The manufacturing and processing industry has contributed to the industrialization and economic development of many nations. The success of the UK, France, US, Germany, Japan and South Korea shows that this industry is the key to create wealth.

Vietnam has the desire to become independent, self-reliant and prosperous, and needs to develop a strong processing and manufacturing industry. The 13th Party Congress has set the goal of having this industry make up over 25 percent of GDP. However, development is very challenging at this time.

According to the Ministry of Industry and Trade, the proportion of the processing and manufacturing industry in Vietnam’s GDP increased from 13.4 percent in 2016 to 16.58 percent in 2020, but the growth rate was still lower than the standards set by developed countries.

In China, the industry has made up 25-27 percent of GDP over the last decades. The figures are 25 percent in South Korea and 20 percent in Japan. Compared with other Southeast Asian countries, Vietnam lags behind Thailand (25.3 percent) and Malaysia (21.5 percent). 

They also pointed out that there are still many problems in Vietnam’s processing and manufacturing industry: Vietnam mostly does outsourcing and simple assembling; its supporting industries have been developing slowly; and many indicators of the processing and manufacturing industry are still low.

There are about 122,000 processing and manufacturing enterprises which account for 15.4 percent of total enterprises. However, most of them are foreign-invested enterprises (FIEs) which make up 63 percent of pure revenue and 61.3 percent of labor.

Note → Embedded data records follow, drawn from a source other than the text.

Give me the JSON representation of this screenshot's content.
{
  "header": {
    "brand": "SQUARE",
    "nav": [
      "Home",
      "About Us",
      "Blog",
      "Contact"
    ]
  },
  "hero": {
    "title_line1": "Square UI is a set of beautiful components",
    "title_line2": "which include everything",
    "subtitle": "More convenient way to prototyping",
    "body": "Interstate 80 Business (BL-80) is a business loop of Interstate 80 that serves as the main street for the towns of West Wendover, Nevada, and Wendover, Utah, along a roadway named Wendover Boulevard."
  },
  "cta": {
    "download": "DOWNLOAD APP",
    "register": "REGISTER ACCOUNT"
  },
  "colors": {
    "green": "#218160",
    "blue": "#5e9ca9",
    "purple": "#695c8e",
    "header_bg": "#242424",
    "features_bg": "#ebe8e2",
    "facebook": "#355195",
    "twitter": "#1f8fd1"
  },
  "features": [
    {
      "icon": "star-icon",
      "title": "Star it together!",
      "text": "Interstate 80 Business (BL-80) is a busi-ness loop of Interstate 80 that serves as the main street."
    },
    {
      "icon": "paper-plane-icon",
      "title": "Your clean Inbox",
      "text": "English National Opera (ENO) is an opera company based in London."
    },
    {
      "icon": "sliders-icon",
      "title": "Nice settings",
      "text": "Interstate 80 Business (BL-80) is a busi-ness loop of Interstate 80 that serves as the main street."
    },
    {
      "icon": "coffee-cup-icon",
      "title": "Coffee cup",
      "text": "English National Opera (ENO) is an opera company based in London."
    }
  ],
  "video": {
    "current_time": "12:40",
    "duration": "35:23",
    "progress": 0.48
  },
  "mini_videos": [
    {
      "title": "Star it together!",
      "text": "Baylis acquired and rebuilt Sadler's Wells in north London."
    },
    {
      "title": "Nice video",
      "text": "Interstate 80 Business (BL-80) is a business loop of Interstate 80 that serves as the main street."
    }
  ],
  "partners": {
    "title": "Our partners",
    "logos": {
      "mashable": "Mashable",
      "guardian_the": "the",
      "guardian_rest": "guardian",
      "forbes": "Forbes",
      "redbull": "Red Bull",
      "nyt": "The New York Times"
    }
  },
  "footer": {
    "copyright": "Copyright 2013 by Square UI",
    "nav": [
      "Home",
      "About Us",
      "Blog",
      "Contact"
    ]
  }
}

In some business fields, such as electronics, automobile, motorbike, leather and leather products, FIEs dominate. Even in some business fields in which Vietnam has an advantage, such as textiles and garments, FIEs account for 56 percent.

Big challenges

For most FIEs, they make investment in labor intensive industries which bring low added values. Many investors acknowledged that the low labor and energy costs, as well as attractive investment incentives are the main reasons for them to decide to invest in Vietnam. Very few FIEs said that high labor force quality and competitive domestic supply chains are the competitive edges of Vietnam.

The Vietnamese private enterprises in the processing and manufacturing industry not only account for a very small proportion of total enterprises, but they also cannot master core technologies, which explain why they can only undertake the production stages with low technology content and added value

According to the 2021 economic census, in 2016-2020, the businesses set up in Vietnam were mostly small and tiny ones. On average, one private enterprise could only attract 13 workers and had the investment capital of VND43.8 billion. Most of capital concentrated in 3 percent of enterprises, which were large private businesses, while small and medium enterprises only had VND10-12 billion.

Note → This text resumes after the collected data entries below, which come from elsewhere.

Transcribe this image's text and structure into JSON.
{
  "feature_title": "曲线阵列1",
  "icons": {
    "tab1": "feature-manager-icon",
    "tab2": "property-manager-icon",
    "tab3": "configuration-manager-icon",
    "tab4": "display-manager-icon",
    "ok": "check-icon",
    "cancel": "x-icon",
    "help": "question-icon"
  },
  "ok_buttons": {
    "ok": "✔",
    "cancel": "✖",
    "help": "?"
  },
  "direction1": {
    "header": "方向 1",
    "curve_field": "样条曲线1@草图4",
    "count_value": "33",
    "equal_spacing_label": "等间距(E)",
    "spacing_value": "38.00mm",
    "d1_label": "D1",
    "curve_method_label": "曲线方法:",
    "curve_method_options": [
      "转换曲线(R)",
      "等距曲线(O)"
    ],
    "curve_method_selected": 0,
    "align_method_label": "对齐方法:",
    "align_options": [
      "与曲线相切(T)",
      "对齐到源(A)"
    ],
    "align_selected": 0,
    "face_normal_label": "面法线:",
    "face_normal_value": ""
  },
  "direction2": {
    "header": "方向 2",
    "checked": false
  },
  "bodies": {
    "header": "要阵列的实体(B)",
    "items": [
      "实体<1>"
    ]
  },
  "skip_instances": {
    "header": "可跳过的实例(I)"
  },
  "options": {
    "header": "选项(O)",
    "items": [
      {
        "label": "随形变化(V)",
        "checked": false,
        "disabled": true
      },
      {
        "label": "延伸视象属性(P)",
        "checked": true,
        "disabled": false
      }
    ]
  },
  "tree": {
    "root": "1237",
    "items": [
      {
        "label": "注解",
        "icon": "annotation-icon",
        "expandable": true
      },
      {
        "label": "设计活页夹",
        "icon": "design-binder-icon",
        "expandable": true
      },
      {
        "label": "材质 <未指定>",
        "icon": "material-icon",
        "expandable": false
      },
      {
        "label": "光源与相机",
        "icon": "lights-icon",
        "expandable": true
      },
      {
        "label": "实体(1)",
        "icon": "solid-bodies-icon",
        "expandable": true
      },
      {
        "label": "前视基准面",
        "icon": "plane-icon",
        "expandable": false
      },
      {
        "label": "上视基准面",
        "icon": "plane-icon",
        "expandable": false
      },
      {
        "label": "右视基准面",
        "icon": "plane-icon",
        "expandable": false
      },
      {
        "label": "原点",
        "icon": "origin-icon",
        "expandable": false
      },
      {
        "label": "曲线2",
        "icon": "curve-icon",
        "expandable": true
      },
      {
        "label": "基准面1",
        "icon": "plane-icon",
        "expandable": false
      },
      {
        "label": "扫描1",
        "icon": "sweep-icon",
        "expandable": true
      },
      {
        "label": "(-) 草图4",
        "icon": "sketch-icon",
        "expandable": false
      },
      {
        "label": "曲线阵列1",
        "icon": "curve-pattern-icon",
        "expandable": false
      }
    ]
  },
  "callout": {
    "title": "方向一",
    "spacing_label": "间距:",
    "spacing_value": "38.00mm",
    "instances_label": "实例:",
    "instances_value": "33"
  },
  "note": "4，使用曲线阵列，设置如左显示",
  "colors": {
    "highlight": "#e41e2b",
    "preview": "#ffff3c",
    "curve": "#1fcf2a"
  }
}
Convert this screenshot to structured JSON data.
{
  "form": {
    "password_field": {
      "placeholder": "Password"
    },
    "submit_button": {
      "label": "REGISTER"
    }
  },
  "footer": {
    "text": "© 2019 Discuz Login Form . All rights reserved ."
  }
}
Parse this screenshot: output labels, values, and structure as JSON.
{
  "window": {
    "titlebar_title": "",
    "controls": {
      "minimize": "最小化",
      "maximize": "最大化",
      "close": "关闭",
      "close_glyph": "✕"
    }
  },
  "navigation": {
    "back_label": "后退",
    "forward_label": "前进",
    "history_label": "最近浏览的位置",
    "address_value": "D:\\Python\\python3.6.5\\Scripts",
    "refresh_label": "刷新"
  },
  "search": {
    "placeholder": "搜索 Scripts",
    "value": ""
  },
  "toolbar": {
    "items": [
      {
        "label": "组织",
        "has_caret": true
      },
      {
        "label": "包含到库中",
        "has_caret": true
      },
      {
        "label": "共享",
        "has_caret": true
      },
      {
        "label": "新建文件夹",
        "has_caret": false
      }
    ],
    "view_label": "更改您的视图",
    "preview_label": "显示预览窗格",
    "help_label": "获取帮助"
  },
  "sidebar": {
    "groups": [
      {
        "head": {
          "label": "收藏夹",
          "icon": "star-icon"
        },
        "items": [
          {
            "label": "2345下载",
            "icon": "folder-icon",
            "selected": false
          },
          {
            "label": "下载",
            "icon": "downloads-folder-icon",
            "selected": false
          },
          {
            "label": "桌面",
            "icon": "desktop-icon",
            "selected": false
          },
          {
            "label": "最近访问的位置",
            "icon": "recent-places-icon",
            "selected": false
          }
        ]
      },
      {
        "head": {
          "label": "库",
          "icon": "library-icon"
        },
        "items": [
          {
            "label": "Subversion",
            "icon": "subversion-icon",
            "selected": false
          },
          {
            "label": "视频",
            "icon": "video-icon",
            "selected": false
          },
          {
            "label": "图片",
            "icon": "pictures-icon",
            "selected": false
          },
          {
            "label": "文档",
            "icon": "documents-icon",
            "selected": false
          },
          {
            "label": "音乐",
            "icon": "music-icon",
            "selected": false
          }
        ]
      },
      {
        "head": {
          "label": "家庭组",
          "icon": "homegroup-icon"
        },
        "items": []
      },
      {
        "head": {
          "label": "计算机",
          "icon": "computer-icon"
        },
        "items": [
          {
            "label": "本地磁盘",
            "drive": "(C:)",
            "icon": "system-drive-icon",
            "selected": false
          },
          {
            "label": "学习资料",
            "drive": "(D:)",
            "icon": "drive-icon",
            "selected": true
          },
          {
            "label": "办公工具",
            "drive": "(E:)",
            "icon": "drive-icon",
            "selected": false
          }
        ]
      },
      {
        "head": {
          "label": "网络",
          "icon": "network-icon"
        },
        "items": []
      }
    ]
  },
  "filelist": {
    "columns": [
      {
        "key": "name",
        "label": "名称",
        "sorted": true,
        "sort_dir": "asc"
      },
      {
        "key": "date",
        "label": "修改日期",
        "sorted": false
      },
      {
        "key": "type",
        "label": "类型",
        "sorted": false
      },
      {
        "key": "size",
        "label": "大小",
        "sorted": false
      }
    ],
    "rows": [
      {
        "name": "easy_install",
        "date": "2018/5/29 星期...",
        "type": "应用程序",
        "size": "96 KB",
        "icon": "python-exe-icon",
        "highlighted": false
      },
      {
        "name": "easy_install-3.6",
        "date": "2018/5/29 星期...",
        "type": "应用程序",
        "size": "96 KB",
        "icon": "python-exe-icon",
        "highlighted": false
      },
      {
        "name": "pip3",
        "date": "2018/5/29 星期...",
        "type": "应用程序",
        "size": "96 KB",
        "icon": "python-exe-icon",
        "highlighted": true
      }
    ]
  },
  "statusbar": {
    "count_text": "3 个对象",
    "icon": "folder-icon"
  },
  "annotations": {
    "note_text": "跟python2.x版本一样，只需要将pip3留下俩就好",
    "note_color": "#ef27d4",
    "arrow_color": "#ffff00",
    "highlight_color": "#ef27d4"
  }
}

About 97 percent of operational businesses are small and medium and most of which are private run. Of small and medium enterprises, 50 percent have the revenue of less than VND3 billion a year, about 13 percent have the revenue of between VND3 billion and VND10 billion, while the number of enterprises creating VND300 billion a year in revenue just accounts for less than one percent.

Using few workers, having small capital and low revenue, most private enterprises find it difficult to attract skillful workers, to attract financial resources and they lack capital to invest in technology, equipment and machines. This explains why most private enterprises operate in the fields of trade and services.

Even large private enterprises in the processing and manufacturing industry are also not excellent. VPE 500, the report about Vietnam’s 500 largest private businesses released by the National Center for Socio-Economic Information and Forecast, shows that of 500 largest businesses in 18 business fields, 266 enterprises operate in the field of processing and manufacturing, which account for 53.2 percent, a relatively high figure.

However, most of the 266 enterprises operate in the capital intensive fields, such as building materials and other non-metal minerals (28), the products made of rubber and plastics (18), metal production (30). The other enterprises operate in labor intensive fields such as textile and garment (23), food and beverage processing (90), mostly processing seafood products for export.

Thus, the processing and manufacturing enterprises in VPE 500 mostly focus on exploiting the business fields with advantages in materials and markets.

Notably, the ranking of processing and manufacturing enterprises in the list was not high compared to other industries. Only about 21 processing and manufacturing enterprises were listed in Top 50, while 156 enterprises ranked from 300th onwards. In the Top 10, there were only 3 enterprises, while the trade industry had 4 enterprises.

Therefore, increasing the processing and manufacturing proportions in GDP to over 25 percent in 2021-2025 proves to be a very difficult tasks.